Lange hat es gedauert, bis Sofia Gubaidulina bekannt wurde. Sie war fast 50 Jahre alt, als in Wien Gidon Kremer ihr Violinkonzert Offertorium aus der Taufe hob, lebte in einer Moskauer Zweizimmerwohnung und erlebte staunend, wie sich nun »alle Türen öffneten« – und bald auch der Eiserne Vorhang. Heute, 90 Jahre nach ihrer Geburt im tatarischen Tschistopol, zählt Sofia Gubaidulina zu den meistgespielten Komponistinnen zwischen Chicago und Tokio.

Die Komponistin lebt in einem Dorf bei Hamburg und ist von so ungebrochener Produktivität, dass ein Drittel der Werke, mit denen das Gewandhausorchester sie feiert, dem jüngsten Jahrzehnt entstammt. Für gleich drei Spielzeiten ist sie »Gewandhauskomponistin«.

Ihre früheste Beziehung zu Leipzig ist eine ferne, musikalische. Den ersten öffentlichen Erfolg hatte Gubaidulina, als 1962 in Moskau ihre Chaconne in memoriam J. S. Bach für Klavier uraufgeführt wurde. Bach ist für sie einer der wichtigsten Komponisten, nicht minder aber Dmitri Schostakowitsch, der sie persönlich darin bestärkte, ihren eigenen Weg zu gehen, ohne Rücksicht auf die sowjetische Musikdoktrin. Diesen Weg hatte sie früh beschritten, als sie fünf Jahre alt war und ein Klavier für sie angeschafft wurde. »Meine Kindheit und Jugend waren völlig uninteressant und grau, Musik war für mich etwas Helles und Himmlisches.« Und schon bald komponierte sie für sich selbst.
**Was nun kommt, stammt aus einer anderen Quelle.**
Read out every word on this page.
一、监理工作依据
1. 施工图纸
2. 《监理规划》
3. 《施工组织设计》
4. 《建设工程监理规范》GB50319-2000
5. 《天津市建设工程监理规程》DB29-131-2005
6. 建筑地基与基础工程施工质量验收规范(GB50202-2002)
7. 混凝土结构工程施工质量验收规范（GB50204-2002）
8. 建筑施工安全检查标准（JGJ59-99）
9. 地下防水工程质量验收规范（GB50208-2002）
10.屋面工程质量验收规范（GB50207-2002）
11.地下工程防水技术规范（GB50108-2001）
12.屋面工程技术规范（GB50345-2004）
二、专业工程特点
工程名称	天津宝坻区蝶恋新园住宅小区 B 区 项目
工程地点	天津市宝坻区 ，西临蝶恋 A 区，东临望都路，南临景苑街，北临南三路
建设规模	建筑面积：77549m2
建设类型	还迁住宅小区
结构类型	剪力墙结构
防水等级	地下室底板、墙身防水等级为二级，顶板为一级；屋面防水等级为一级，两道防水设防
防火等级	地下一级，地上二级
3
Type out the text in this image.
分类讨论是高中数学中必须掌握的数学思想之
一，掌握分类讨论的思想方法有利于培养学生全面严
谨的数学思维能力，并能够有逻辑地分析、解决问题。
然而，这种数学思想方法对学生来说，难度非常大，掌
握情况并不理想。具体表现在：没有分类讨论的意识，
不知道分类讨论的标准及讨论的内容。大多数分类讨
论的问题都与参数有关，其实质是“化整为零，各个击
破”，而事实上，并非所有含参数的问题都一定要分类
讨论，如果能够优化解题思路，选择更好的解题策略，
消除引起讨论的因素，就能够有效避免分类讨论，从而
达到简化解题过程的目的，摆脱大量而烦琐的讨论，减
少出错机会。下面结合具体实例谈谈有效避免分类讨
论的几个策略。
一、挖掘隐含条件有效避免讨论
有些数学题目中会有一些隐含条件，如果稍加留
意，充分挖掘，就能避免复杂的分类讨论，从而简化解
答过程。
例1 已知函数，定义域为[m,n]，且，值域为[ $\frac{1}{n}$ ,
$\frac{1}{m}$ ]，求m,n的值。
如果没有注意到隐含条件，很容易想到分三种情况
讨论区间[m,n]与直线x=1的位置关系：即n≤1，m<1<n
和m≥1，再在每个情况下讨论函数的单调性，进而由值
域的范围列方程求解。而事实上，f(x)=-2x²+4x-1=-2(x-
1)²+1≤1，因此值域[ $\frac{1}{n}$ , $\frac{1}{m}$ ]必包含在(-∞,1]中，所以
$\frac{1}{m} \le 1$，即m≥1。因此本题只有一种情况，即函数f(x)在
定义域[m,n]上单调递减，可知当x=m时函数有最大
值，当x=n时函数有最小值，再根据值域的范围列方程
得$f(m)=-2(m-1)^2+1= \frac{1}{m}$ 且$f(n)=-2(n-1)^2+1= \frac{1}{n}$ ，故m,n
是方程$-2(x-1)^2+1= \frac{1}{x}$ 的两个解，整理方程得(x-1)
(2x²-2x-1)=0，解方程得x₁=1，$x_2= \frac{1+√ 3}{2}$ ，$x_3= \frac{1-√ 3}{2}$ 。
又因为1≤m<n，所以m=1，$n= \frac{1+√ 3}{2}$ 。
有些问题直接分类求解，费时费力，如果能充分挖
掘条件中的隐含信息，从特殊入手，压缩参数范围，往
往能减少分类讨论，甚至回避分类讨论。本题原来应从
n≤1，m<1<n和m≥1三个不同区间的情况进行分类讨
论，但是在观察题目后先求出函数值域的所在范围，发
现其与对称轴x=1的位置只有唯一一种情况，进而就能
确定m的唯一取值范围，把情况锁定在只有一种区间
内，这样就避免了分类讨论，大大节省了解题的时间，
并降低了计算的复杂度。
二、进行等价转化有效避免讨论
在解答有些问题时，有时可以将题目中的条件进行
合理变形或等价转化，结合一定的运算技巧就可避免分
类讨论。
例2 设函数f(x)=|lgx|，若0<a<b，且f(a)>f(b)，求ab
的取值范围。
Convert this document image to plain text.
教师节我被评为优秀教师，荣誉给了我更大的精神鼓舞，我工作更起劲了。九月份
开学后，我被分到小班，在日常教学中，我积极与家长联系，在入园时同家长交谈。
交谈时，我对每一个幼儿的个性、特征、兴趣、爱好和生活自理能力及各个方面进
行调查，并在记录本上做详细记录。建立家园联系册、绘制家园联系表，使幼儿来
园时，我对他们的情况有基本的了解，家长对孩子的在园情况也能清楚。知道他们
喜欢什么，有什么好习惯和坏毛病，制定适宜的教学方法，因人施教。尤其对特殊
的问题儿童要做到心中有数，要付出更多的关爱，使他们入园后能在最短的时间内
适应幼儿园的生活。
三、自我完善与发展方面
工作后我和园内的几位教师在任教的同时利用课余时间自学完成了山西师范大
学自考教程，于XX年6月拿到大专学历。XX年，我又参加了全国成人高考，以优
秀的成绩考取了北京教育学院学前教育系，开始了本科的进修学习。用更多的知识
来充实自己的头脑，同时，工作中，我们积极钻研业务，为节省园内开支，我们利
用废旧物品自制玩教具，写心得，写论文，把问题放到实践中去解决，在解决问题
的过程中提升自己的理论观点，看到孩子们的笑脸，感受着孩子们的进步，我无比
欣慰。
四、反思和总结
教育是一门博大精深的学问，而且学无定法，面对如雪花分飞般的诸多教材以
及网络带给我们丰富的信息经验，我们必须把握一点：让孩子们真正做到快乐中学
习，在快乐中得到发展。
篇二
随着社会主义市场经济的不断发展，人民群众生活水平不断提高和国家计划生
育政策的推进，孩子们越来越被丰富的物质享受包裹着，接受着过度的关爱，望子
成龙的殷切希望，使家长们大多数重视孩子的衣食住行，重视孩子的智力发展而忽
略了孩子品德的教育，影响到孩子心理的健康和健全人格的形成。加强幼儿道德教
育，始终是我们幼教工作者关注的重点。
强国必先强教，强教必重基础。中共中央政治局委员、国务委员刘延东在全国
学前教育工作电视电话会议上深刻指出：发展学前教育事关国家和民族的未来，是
Indessen war es besonders in der Sowjetunion nach dem »Tauwetter« kaum möglich, im Musikbetrieb so eigensinnig zu sein wie sie. Ihren Lebensunterhalt verdiente sie sich mit Filmmusik, doch wohin sie künstlerisch wirklich ging, das hört man im Ersten Streichquartett von 1971, in freier, organischer Auffaltung des Tonraums. Fünf weitere Werke aus der Zeit vor dem einsetzenden Ruhm sind seit September 2020 im Gewandhaus zu hören, darunter auch das Klavierkonzert Introitus von 1978, in das Erfahrungen aus der Improvisation mit östlichen Ritualinstrumenten einfließen und die Halbtonwelt des Klaviers sich mit Mikrointervallen des Orchesters trifft.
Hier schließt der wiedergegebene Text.